If I hadn’t been doped up on pain meds I probably would have taken advantage of Dark Harbor’s bar crawl meta-game. They’ve hidden bars in the mazes, which require tokens to gain access to. Which means that there’s a layer of depth for those who are willing to brave lines (or pay for upgrades) and are cocktail motivated. Somebody somewhere understands the link between inebriation and horror very, very well.
As it stands the switchbacks, false paths, and lighting effects were more than enough to keep me pleasantly buzzed this time out. (Okay, maybe the megadose of Ibuprofen had something to do with my mellow.) Being a solo traveler meant that I got to have the occasional odd encounter with my fellow maze walkers — like the moment when I allowed myself to be melodramatically swallowed up by a cushiony darkness in the delightful Circus maze as the girls behind me screamed in protest.
Good times.

In all my years of thinking that I was too neurotic for haunts I never suspected that the major reaction I’d have was sheer glee.
Maybe I shouldn’t be surprised. I fell deeper in love with Halloween and then El Día de los Muertos in my twenties in San Francisco. It was there I learned the tightrope walk of solemnity and mocking courage that makes up the dance macabre: we’re all going to die, so let’s find every way possible to celebrate that, shall we? Mortality isn’t something to hide from, but embrace with a earthbound sensuality.
What is SoCal’s haunt scene but that writ large and extended over weeks and weeks?

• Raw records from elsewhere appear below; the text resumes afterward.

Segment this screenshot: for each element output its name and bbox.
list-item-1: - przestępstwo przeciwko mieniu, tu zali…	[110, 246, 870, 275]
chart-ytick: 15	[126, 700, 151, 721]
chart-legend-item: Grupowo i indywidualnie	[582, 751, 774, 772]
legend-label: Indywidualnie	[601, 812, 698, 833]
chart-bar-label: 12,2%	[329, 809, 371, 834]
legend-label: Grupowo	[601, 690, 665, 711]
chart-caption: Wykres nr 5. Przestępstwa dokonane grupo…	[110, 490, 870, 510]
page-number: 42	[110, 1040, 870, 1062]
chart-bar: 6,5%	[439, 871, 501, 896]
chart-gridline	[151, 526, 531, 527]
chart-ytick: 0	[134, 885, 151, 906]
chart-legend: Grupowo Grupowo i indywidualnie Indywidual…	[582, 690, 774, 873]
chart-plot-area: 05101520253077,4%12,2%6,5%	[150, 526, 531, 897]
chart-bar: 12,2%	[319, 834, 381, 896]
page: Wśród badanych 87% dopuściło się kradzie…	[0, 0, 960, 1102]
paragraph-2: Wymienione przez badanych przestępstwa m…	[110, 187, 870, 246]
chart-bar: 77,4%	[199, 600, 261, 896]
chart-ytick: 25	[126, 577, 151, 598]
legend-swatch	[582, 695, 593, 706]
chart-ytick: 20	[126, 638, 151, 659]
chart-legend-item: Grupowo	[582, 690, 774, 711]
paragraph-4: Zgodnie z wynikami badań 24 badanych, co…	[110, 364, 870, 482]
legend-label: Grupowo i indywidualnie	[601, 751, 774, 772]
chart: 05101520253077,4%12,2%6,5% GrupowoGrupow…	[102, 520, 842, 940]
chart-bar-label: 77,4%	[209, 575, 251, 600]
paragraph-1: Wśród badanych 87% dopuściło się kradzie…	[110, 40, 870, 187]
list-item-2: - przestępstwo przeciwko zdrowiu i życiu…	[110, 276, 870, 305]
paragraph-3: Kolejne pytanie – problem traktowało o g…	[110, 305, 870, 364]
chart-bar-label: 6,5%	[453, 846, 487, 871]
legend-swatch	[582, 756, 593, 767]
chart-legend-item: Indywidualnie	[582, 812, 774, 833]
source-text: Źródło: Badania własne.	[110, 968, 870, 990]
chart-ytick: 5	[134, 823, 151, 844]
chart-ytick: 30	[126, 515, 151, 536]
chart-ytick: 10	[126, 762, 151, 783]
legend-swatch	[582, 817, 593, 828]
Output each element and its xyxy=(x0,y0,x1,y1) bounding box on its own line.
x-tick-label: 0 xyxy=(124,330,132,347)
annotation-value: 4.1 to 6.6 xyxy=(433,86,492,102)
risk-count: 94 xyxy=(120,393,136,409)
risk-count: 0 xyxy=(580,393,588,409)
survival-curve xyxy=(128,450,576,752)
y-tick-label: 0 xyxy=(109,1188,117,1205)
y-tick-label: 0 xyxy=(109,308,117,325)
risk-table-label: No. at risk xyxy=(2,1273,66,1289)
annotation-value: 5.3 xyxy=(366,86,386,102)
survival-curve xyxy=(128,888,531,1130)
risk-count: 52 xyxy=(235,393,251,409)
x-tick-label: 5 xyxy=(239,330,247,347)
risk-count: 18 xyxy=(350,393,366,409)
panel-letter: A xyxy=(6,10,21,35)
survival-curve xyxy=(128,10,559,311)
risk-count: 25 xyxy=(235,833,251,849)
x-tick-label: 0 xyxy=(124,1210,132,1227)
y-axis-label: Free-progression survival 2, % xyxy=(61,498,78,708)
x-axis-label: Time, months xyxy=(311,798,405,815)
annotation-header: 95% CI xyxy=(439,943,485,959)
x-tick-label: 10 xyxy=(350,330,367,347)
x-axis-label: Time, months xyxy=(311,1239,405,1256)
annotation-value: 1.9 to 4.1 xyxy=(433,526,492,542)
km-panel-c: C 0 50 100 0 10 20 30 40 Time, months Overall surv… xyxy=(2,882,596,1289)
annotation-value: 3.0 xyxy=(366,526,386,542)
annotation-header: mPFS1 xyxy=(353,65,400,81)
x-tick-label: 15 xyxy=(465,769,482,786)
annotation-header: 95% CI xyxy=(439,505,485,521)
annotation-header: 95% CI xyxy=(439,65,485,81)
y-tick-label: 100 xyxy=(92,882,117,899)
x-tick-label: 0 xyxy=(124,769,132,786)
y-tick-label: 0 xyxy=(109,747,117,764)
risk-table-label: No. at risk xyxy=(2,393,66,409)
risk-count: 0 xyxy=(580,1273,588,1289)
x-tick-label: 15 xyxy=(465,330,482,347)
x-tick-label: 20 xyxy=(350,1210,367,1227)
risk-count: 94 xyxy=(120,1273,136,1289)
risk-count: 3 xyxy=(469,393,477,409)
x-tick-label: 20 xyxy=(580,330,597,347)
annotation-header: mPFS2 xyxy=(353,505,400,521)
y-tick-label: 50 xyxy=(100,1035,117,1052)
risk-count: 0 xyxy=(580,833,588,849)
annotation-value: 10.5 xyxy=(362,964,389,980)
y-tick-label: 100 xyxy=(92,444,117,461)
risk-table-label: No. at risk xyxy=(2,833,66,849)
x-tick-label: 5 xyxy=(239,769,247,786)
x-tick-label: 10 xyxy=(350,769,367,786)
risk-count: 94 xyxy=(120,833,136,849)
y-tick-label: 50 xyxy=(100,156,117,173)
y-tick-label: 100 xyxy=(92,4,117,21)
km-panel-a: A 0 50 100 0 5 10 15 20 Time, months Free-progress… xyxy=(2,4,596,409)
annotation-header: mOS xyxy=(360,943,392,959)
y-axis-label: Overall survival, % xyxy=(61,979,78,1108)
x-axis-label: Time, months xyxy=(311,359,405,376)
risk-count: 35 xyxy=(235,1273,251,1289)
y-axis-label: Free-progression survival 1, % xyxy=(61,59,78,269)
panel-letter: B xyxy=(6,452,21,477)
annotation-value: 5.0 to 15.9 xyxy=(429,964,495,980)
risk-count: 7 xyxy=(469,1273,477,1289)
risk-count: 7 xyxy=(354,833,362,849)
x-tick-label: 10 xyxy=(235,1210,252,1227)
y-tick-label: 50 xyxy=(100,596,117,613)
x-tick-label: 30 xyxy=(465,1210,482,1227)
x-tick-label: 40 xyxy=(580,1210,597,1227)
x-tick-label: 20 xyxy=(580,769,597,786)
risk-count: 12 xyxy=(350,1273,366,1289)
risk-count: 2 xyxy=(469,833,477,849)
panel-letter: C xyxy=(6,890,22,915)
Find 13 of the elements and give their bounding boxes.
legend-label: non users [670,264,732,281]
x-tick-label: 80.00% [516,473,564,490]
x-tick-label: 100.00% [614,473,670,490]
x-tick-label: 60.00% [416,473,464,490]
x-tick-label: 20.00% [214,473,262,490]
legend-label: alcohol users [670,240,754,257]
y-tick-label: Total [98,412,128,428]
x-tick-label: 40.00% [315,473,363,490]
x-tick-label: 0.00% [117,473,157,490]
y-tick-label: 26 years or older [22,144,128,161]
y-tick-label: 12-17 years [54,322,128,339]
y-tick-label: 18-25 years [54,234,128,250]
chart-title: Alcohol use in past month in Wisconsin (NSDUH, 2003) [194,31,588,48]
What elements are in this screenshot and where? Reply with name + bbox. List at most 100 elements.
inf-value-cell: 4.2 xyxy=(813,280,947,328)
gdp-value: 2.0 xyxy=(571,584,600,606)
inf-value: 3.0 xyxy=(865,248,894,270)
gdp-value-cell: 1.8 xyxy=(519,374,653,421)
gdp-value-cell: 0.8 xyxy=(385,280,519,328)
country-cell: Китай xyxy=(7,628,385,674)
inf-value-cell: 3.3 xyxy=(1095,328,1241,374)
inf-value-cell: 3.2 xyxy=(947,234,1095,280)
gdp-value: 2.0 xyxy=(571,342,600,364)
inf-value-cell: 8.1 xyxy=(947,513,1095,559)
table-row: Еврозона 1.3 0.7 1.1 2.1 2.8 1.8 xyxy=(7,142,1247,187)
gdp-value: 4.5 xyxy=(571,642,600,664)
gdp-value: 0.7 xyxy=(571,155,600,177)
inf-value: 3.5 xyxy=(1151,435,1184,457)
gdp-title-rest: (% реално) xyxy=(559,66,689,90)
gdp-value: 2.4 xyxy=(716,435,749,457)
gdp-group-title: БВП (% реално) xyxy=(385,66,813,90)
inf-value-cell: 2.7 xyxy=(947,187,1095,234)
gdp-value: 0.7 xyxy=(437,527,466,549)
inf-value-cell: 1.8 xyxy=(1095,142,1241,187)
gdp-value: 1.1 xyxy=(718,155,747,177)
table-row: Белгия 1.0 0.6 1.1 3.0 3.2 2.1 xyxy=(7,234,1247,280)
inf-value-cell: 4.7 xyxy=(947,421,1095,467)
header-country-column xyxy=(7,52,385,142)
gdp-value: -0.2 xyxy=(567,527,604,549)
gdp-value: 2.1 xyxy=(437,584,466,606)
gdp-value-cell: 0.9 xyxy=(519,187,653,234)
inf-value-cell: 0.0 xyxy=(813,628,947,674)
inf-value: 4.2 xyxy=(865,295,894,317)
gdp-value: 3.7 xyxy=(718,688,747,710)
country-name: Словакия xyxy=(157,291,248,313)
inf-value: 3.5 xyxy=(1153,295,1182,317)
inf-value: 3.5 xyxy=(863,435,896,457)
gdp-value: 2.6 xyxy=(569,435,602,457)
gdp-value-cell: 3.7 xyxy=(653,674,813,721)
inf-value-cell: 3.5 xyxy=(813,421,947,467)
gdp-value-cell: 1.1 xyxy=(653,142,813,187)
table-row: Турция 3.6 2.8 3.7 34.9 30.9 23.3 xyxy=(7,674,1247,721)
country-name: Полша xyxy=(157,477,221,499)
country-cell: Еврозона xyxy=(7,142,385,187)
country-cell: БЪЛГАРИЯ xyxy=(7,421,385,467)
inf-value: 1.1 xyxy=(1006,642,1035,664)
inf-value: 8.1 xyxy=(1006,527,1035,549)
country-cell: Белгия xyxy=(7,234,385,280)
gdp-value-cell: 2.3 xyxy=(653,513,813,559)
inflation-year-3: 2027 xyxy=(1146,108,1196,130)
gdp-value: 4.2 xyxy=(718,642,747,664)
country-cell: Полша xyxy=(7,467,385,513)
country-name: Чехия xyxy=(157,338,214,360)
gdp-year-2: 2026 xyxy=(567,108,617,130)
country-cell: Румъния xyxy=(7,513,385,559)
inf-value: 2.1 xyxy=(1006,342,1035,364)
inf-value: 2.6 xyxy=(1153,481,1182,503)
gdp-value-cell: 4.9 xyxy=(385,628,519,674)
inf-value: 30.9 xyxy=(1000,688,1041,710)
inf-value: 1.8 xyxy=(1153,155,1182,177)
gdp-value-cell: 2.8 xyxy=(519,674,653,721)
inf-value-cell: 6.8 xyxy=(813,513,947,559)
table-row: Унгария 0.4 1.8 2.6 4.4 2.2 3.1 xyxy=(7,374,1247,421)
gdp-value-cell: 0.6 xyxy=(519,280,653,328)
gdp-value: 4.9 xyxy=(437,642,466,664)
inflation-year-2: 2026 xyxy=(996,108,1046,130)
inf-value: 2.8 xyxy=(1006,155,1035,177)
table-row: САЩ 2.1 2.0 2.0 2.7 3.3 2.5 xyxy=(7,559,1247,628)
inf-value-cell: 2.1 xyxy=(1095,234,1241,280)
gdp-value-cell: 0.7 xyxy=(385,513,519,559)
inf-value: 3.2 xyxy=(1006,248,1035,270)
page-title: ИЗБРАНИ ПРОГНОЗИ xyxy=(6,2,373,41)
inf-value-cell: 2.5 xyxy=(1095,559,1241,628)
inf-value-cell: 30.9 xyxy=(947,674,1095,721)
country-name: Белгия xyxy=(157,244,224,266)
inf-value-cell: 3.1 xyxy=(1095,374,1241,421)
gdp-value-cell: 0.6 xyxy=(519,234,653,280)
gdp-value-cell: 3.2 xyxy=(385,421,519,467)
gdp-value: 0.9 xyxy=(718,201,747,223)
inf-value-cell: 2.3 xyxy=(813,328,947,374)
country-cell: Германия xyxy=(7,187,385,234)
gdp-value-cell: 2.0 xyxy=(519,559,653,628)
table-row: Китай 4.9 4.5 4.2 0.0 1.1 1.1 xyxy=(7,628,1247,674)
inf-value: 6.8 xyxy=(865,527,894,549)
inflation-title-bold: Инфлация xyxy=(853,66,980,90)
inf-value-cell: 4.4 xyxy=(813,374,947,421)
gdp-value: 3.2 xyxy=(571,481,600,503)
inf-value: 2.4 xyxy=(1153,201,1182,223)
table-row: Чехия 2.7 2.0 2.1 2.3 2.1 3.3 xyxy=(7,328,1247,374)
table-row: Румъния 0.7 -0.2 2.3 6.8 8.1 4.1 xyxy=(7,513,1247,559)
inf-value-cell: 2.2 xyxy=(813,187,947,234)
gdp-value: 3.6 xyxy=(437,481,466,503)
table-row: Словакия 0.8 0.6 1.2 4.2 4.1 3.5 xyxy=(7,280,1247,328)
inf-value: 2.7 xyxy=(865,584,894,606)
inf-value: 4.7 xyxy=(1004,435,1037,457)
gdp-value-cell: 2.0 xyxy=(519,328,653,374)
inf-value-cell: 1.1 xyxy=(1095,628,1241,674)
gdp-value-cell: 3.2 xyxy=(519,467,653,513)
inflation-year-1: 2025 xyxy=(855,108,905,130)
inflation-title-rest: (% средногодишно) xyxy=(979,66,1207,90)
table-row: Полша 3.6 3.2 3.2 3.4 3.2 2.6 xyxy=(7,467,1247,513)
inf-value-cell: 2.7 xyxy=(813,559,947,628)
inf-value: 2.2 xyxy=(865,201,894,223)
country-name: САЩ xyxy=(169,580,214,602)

It’s a cultural tenant that the makers of Dark Harbor are surely aware of, as the carnival barking of the Ringmaster — one of the signature characters who rule each of the Harbor’s mazes in the baroque mythology that undergirds the mini-theme park — admonished the masses at the gates to leave behind the hellworld of 2018 American politics and party down. Right before the next barker got everyone to scream that they were ready to die.
Aren’t we all, only if for the night?
Queen Mary’s Dark Harbor runs through November 2nd at the Queen Mary in Long Beach. Tickets start at $29.